Do you think it's your fault that he calls you names? Do you think it's in any way acceptable, even without the 'kids observing' factor?

blueberry23 · 11/11/2022 21:17

@Schmoozey this is really helpful thank you. I think this is what I need to do. He's not taking me seriously as it always just gets swept under the carpet I think

I warned him tonight that if he ever swears at me or calls me names in front of our child again he will be asked to pack a bag and leave.

He roebuttled that with - I'm not going anywhere, you can leave.

But I will stand strong to my word this time.

OP posts:
Schmoozey · 11/11/2022 21:18

Btw I feel that my DPs behaviour was abusive in some ways. But I chose to stay because I felt confident I could hold onto my red lines and he was demonstrably open to change. I don’t have the feeling your DP is.

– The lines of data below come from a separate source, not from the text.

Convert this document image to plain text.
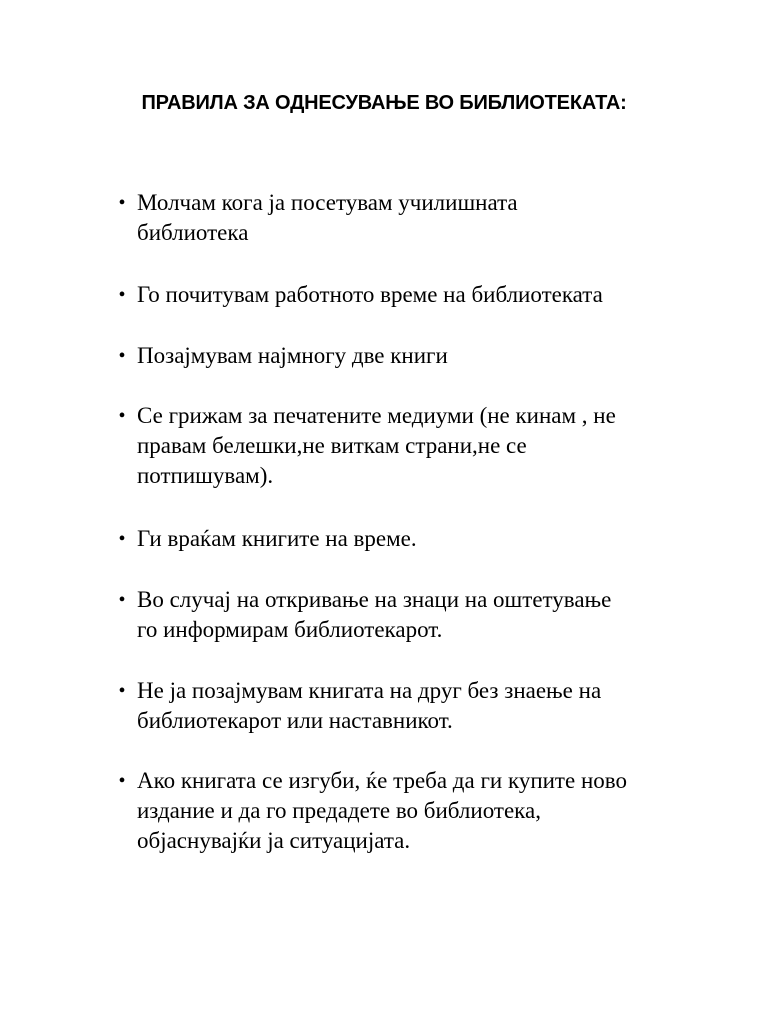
ПРАВИЛА ЗА ОДНЕСУВАЊЕ ВО БИБЛИОТЕКАТА:
• Молчам кога ја посетувам училишната
библиотека
• Го почитувам работното време на библиотеката
• Позајмувам најмногу две книги
• Се грижам за печатените медиуми (не кинам , не
правам белешки,не виткам страни,не се
потпишувам).
• Ги враќам книгите на време.
• Во случај на откривање на знаци на оштетување
го информирам библиотекарот.
• Не ја позајмувам книгата на друг без знаење на
библиотекарот или наставникот.
• Ако книгата се изгуби, ќе треба да ги купите ново
издание и да го предадете во библиотека,
објаснувајќи ја ситуацијата.
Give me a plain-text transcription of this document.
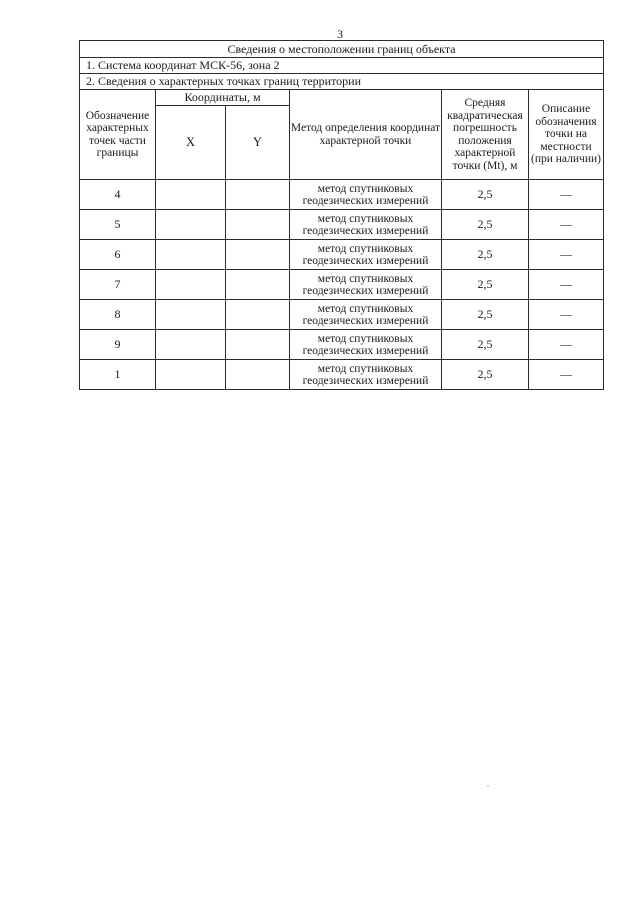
3
Сведения о местоположении границ объекта					
1. Система координат МСК-56, зона 2					
2. Сведения о характерных точках границ территории					
Обозначение характерных точек части границы	Координаты, м		Метод определения координат характерной точки	Средняя квадратическая погрешность положения характерной точки (Mt), м	Описание обозначения точки на местности (при наличии)
	X	Y			
4			метод спутниковых геодезических измерений	2,5	—
5			метод спутниковых геодезических измерений	2,5	—
6			метод спутниковых геодезических измерений	2,5	—
7			метод спутниковых геодезических измерений	2,5	—
8			метод спутниковых геодезических измерений	2,5	—
9			метод спутниковых геодезических измерений	2,5	—
1			метод спутниковых геодезических измерений	2,5	—
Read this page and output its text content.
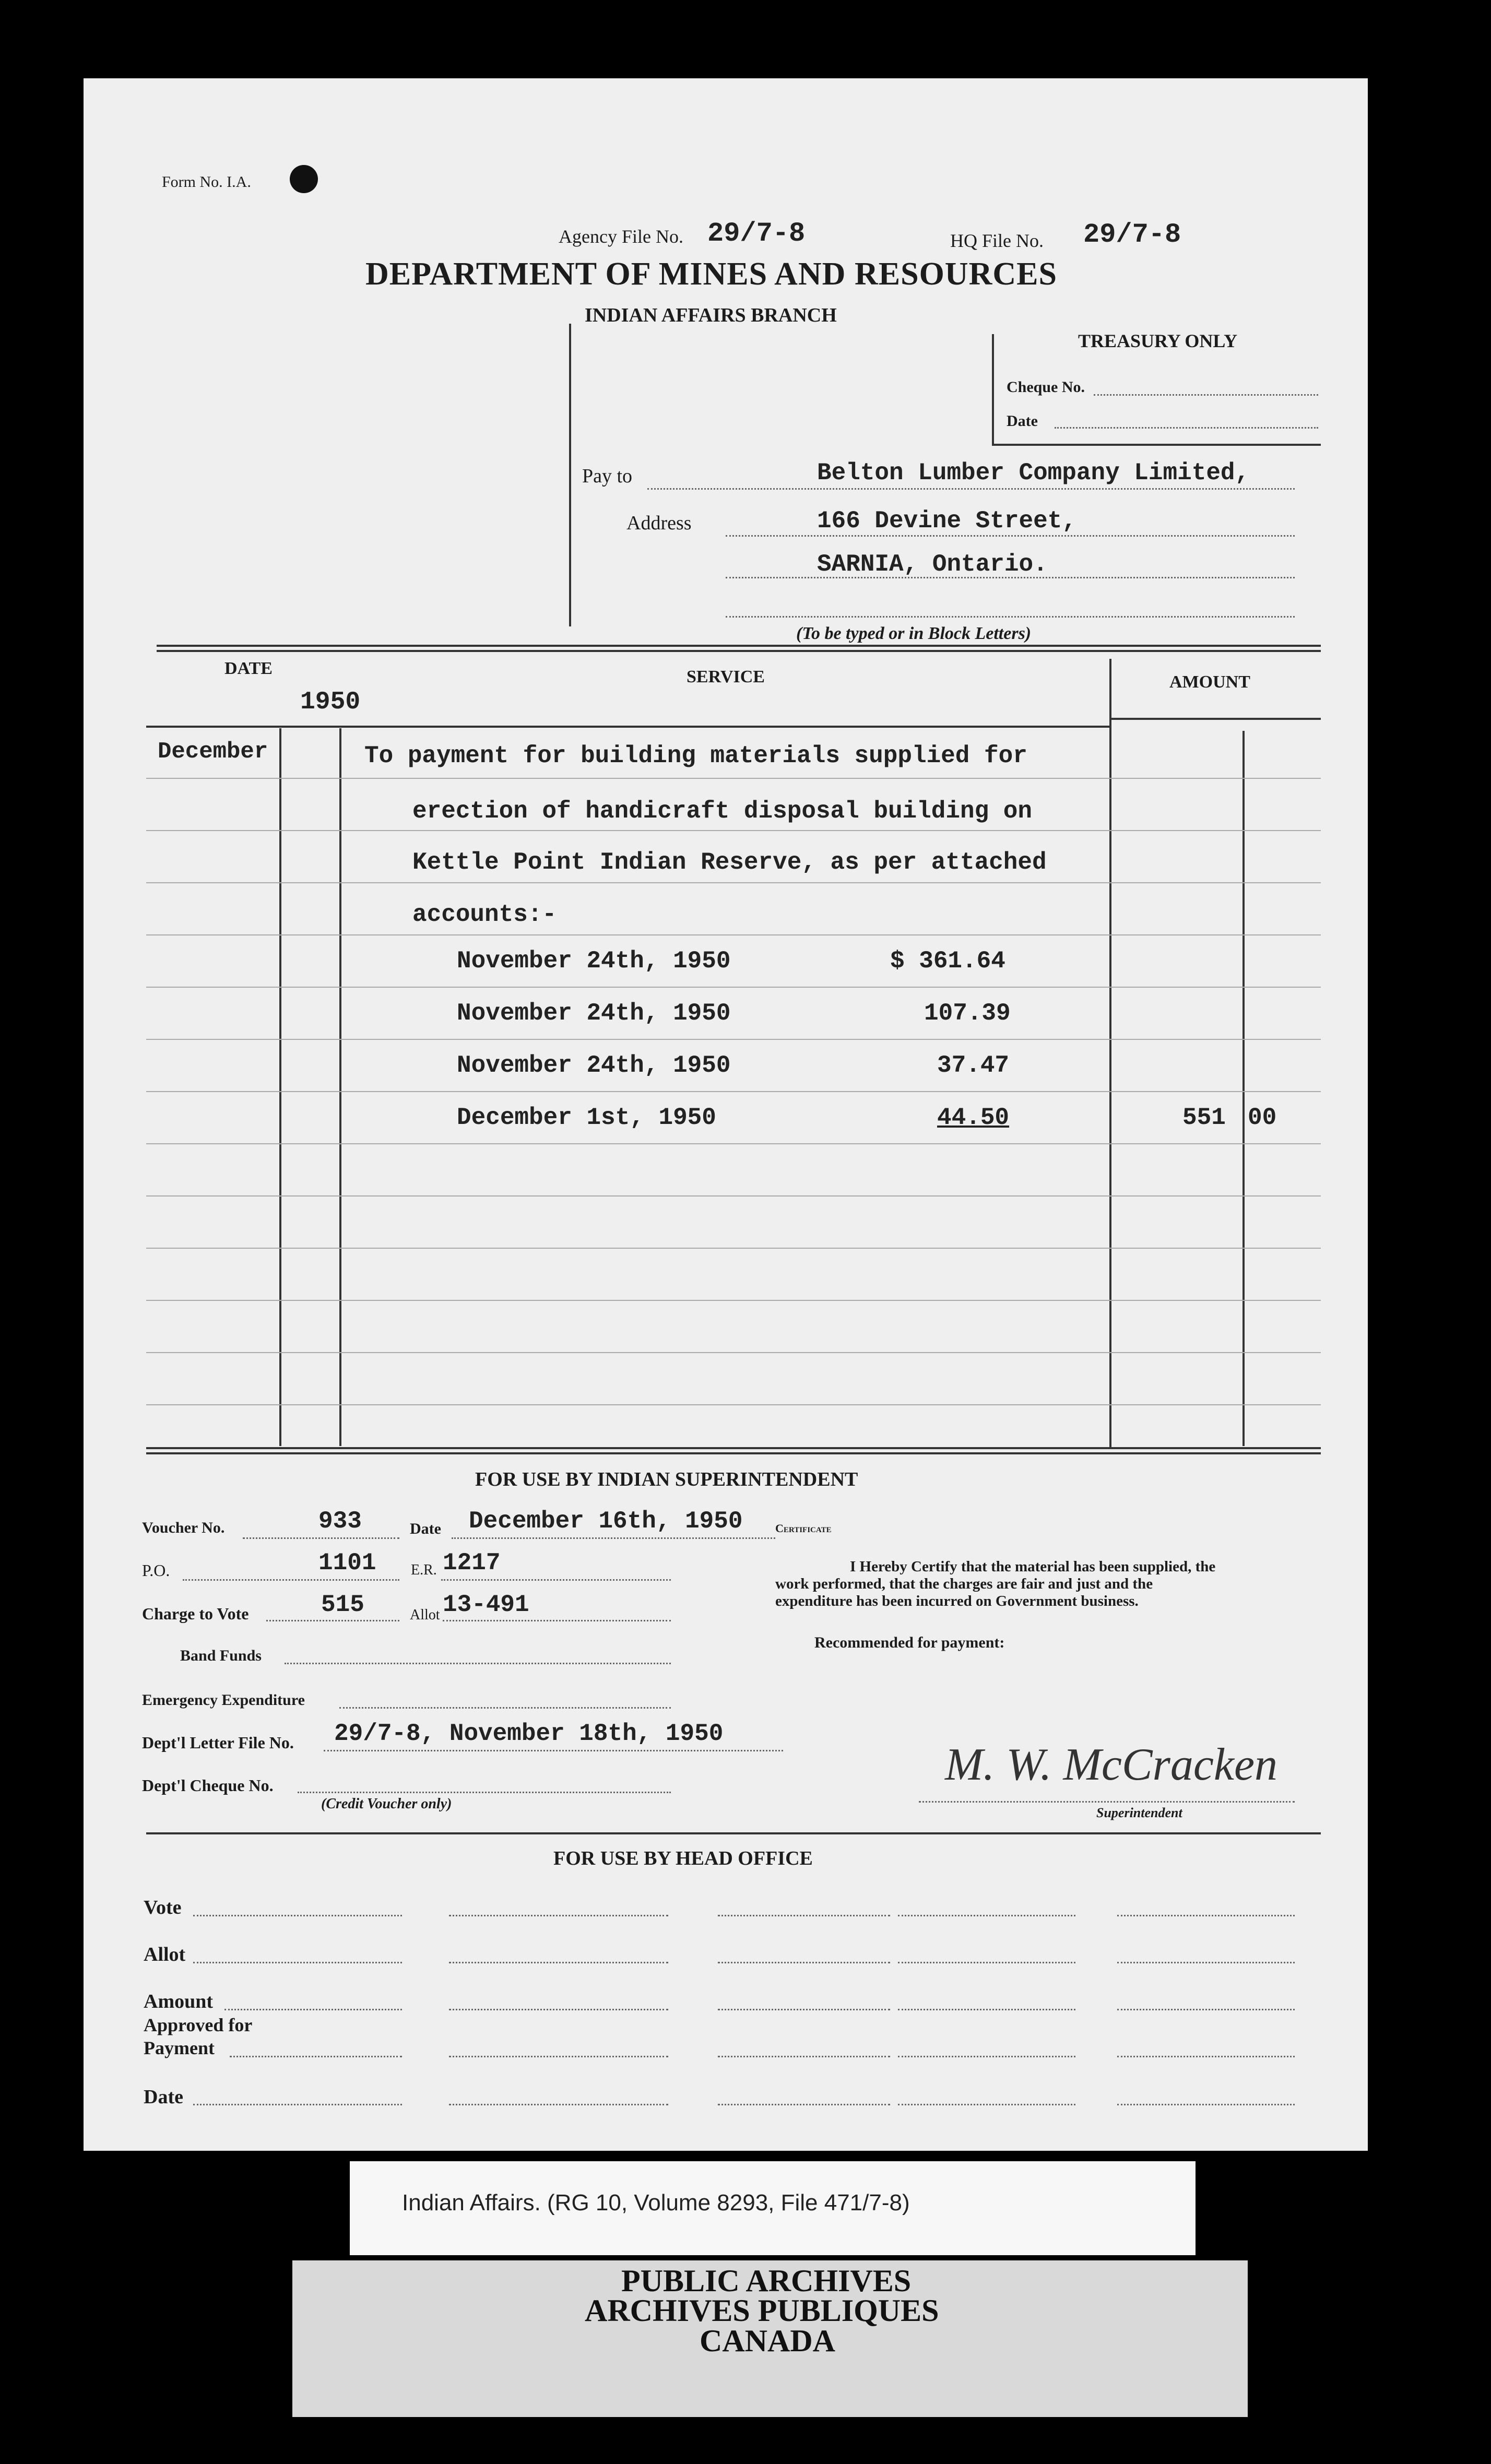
Form No. I.A.
Agency File No. 29/7-8	HQ File No. 29/7-8
DEPARTMENT OF MINES AND RESOURCES
INDIAN AFFAIRS BRANCH
TREASURY ONLY
Cheque No.
Date
Pay to	Belton Lumber Company Limited,
Address	166 Devine Street,
SARNIA, Ontario.
(To be typed or in Block Letters)
DATE	SERVICE	AMOUNT
1950
December	To payment for building materials supplied for
erection of handicraft disposal building on
Kettle Point Indian Reserve, as per attached
accounts:-
November 24th, 1950	$ 361.64
November 24th, 1950	107.39
November 24th, 1950	37.47
December 1st, 1950	44.50	551 00
FOR USE BY INDIAN SUPERINTENDENT
Voucher No.	933	Date December 16th, 1950	Certificate
P.O.	1101 E.R. 1217
Charge to Vote	515	Allot 13-491
Band Funds
Emergency Expenditure
Dept'l Letter File No. 29/7-8, November 18th, 1950
Dept'l Cheque No.
(Credit Voucher only)
I Hereby Certify that the material has been supplied, the
work performed, that the charges are fair and just and the
expenditure has been incurred on Government business.
Recommended for payment:
M. W. McCracken
Superintendent
FOR USE BY HEAD OFFICE
Vote
Allot
Amount
Approved for
Payment
Date
Indian Affairs. (RG 10, Volume 8293, File 471/7-8)
PUBLIC ARCHIVES
ARCHIVES PUBLIQUES
CANADA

Watchkeys · 11/11/2022 21:20

Schmoozey · 11/11/2022 21:11

My partner has a tendency to behave like this. It is extremely difficult to contend with, but over the years has improved because I’ve taken a zero-tolerance approach to certain things (eg name-calling). That meant chucking him out for a while. We also have done a lot of marriage counselling/talking. Loads. It took a while to convince him that it wasn’t ok, because to him behaving like that was normal - it’s what he grew up with. Change has only been possible because my DP is self-aware and open to his flaws (when he’s not angry!). So now we can disagree and he might get angry, but he doesn’t cross my red lines.

If he doesn't know how to respect her, it's not a good idea to advise her to train him.